Anne here with reindog… sending all you wintering souls some sunshine from downunder.
The presents are all opened, the heavy Christmas dinner slept off and in the UK , Canada, New Zealand and Australia, it's a public holiday called Boxing Day. It's not anything to do with the pugilistic arts; it's an old tradition of gift-giving from the rich to the poor or dependent. There are many variants of the tradition. In most British churches, an alms box was kept, to which people contributed. It was opened the day after Christmas and the money divided between the poor. The 26th is also St Stephen's Day, when Good King Wenceslas gave the poor man meat, wine and wood. In England, the rich gave the servants who had worked on Christmas Day a holiday the next day and leftover food from the feast in a box. It's the origin of the Christmas bonus and the custom of leaving out out small gifts for those who deliver to our homes — the paperboy, the postman, the milkman.
Boxing Day in England is also traditionally the day for the Boxing Day hunt. Here in Australia, we continue the tradition, only without horses, hounds or foxes. It's the noble sport of Bargain Hunting! Most of the big stores have massive sales on Boxing Day – the shops will open at 7 am or sometimes earlier and there will be a huge feeding frenzy as shoppers go wild over bargains.
For those not interested in shopping, there is cricket. Most north Americans don't understand cricket and don't see the appeal.
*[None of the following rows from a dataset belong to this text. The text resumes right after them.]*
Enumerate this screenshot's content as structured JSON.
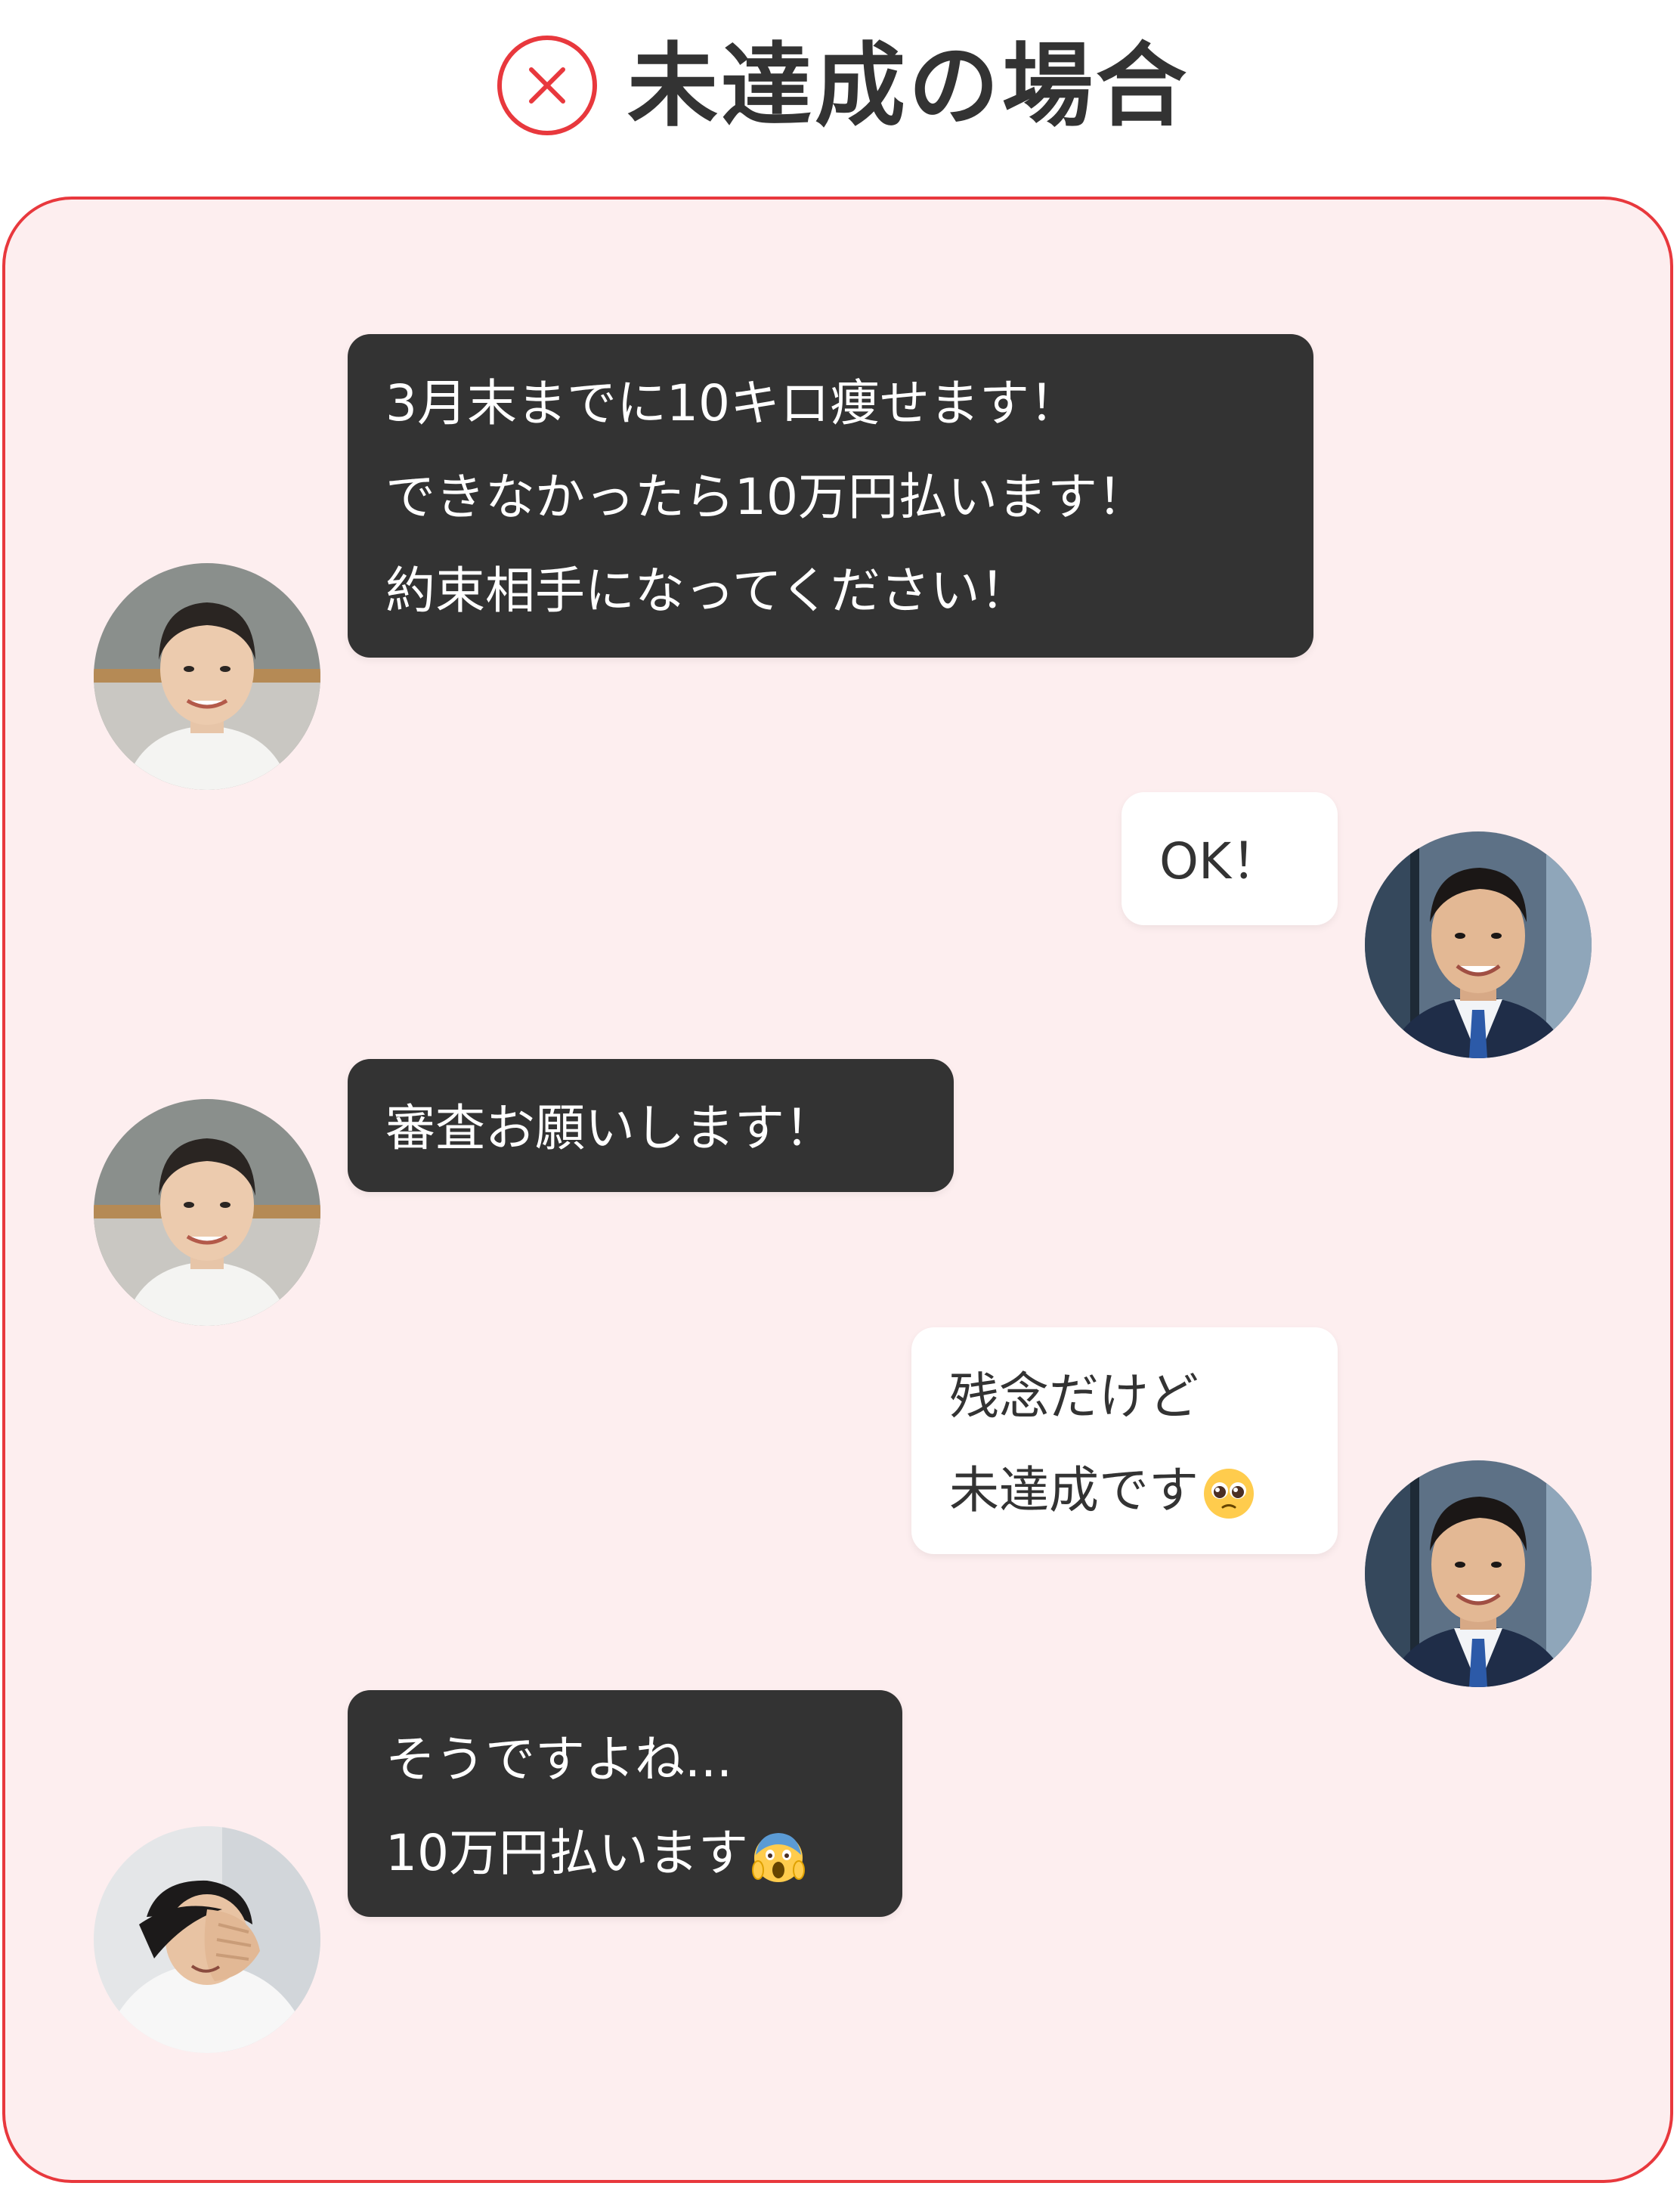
{
  "header": {
    "title": "未達成の場合",
    "icon": "x-circle-icon",
    "accent_color": "#e8383d"
  },
  "panel": {
    "background_color": "#fdeeef",
    "border_color": "#e8383d"
  },
  "messages": [
    {
      "sender": "left",
      "avatar": "smiling-man-white-shirt",
      "lines": [
        "3月末までに10キロ痩せます！",
        "できなかったら10万円払います！",
        "約束相手になってください！"
      ]
    },
    {
      "sender": "right",
      "avatar": "businessman-suit",
      "lines": [
        "OK！"
      ]
    },
    {
      "sender": "left",
      "avatar": "smiling-man-white-shirt",
      "lines": [
        "審査お願いします！"
      ]
    },
    {
      "sender": "right",
      "avatar": "businessman-suit",
      "lines": [
        "残念だけど",
        "未達成です"
      ],
      "emoji": "pleading-face-emoji"
    },
    {
      "sender": "left",
      "avatar": "man-covering-face",
      "lines": [
        "そうですよね...",
        "10万円払います"
      ],
      "emoji": "screaming-face-emoji"
    }
  ]
}
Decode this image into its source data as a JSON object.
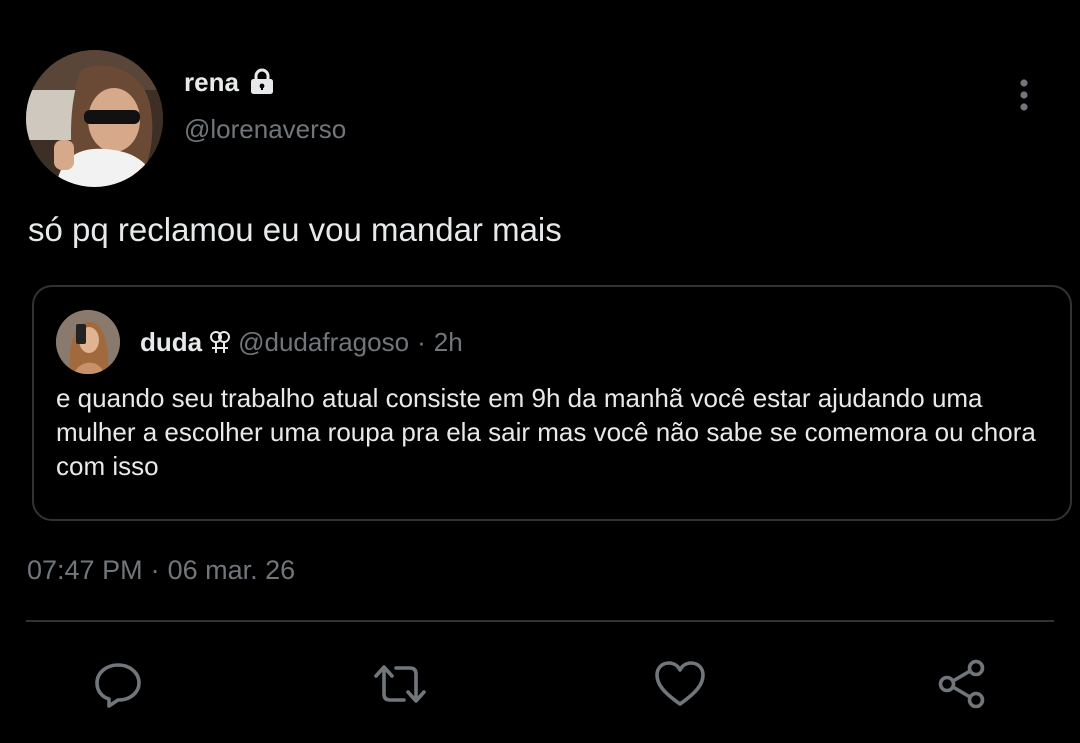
{
  "author": {
    "display_name": "rena",
    "handle": "@lorenaverso",
    "avatar_icon": "profile-photo",
    "protected_icon": "lock-icon"
  },
  "tweet": {
    "text": "só pq reclamou eu vou mandar mais",
    "time": "07:47 PM",
    "separator": "·",
    "date": "06 mar. 26"
  },
  "quoted_tweet": {
    "display_name": "duda",
    "name_icon": "venus-symbol-icon",
    "handle": "@dudafragoso",
    "separator": "·",
    "age": "2h",
    "text": "e quando seu trabalho atual consiste em 9h da manhã você estar ajudando uma mulher a escolher uma roupa pra ela sair mas você não sabe se comemora ou chora com isso"
  },
  "actions": [
    {
      "name": "reply",
      "icon": "reply-icon"
    },
    {
      "name": "retweet",
      "icon": "retweet-icon"
    },
    {
      "name": "like",
      "icon": "heart-icon"
    },
    {
      "name": "share",
      "icon": "share-icon"
    }
  ],
  "colors": {
    "background": "#000000",
    "primary_text": "#e7e9ea",
    "secondary_text": "#71767b",
    "border": "#2f3336"
  }
}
It's a seemingly slow sport and a match will take all day, with Test Matches (international ones) playing out over three long, generally hot days, but the game ignites powerful passions in such diverse countries as India, Pakistan, the West Indies, Australia, New Zealand, South Africa and, of course, the UK. It's one legacy of colonization that wasn't discarded, and these days it's stronger than ever. There's a wonderful reggae song with a chorus that goes, "I don't like cricket, oh, no… I love it!
Cricket is a passion with many Australian, and the tradition of going to the Boxing Day match in Melbourne, at the MCG (Melbourne Cricket Ground) is long and beloved here. In many families the men go to the cricket while the women hit the shops.
And for those who don't do either, there's beach or backyard cricket. All it takes is a bat, a ball — a tennis ball will do — and a rubbish bin or three sticks that will act as the wicket. The bowler aims to get the batter out by bowling the ball and hitting the wicket or forcing the batter to hit a catch, the batting side makes as many runs as possible. 100 runs (known as a century or a ton) is a score any batsman is proud of. There's a song celebrating backyard cricket called "I made a hundred in the back yard at Mum's." Beach cricket was a big feature of my childhood, and this picture by Australian writer illustrator Elizabeth Honey sums it all up perfectly for me.
Another big Boxing Day event downunder is the start of the Sydney to Hobart yacht race, a major international ocean-going race that covers 630 nautical miles (1,170 km) often in very dangerous conditions. Watching the international fleet of competitors sailing out of Sydney harbour accompanied by hundreds of smaller crafts is a stunning sight.
Whatever you're doing today, whether it's shopping, playing sport or watching it on TV — or simply curling up with a good book, have a wonderful Boxing Day.
What do you usually do on 26 December?